Man braucht nur die Drehberichte zu lesen und den Erzählungen zu lauschen, um die Stimmigkeit Wim Wenders' im Zusammenwirken mit seinem Team bestätigt zu bekommen. „Paris, Texas“ offenbart Bild für Bild, wie sehr Sam Shepard (Script), Robby Müller (Kamera), Chris Sievernich (Produktion), Ry Cooder (Musik), Nastassja Kinski, Harry Dean Stanton und Hunter Carson (Darsteller), um nur einige zu nennen, mit Wenders zum geballten Energiefeld verschmelzen. „Together we make it happen.“
Das Ereignis, hervorragend in einem Prachtbuch des Greno-Verlags dokumentiert, ist keineswegs nur Wenders' zu oft herbeiinterpretierter Amerika-Traum, sondern ein Epos über die Liebe, die Gefühle und das Chaos drumrum. Diese Geschichte kennt kein Happy-End. Aber vielleicht der Kinoeinsatz dieses Films?

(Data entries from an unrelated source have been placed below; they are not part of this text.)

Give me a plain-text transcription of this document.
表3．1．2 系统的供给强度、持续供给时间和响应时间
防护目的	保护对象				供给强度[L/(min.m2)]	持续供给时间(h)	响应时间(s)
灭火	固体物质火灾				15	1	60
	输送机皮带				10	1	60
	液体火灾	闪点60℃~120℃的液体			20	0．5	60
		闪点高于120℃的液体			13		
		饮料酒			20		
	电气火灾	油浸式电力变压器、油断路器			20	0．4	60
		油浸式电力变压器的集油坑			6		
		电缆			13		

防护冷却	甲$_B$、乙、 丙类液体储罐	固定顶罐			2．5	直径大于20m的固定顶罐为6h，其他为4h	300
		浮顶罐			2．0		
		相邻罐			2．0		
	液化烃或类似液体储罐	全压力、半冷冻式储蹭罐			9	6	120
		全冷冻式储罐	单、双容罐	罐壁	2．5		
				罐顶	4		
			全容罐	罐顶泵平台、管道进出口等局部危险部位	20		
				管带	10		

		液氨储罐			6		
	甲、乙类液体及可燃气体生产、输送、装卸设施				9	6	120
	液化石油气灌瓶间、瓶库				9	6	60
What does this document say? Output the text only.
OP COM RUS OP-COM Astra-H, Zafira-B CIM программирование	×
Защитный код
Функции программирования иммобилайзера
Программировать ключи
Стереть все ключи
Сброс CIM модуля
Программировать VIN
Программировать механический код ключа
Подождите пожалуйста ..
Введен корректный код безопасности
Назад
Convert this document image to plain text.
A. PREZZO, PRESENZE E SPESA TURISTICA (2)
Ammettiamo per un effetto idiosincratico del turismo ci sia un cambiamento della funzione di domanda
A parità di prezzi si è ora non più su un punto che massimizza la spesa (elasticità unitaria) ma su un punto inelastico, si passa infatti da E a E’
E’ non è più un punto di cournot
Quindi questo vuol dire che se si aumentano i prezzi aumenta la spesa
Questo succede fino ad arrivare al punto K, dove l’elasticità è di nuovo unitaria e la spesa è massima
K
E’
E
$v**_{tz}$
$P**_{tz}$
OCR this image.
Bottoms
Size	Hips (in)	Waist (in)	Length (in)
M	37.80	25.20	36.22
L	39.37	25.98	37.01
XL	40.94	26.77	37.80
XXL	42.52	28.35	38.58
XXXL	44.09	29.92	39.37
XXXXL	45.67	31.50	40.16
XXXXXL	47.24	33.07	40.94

Die Darsteller hätten einen Publikumserfolg redlich verdient. Denn das Trio Stanton/Kinski/Carson, Vater-Mutter-Sohn, auf das sich der Film letztendlich konzentriert, stellt in seiner darstellerischen Intensität, in seinem Ringen um Gefühle einen filmischen Sonderfall dar. In ihrer Fremdheit und Verlorenheit von Kamera, Schnitt und Sound unterstützt, entwickeln sie ein sensibles Zusammenspiel, das ohne die streng chronologisch vor sich gegangenen Dreharbeiten nie hätte erwachsen können.

Diese Filmkritik erschien im „Plärrer“, Ausgabe 1/1985.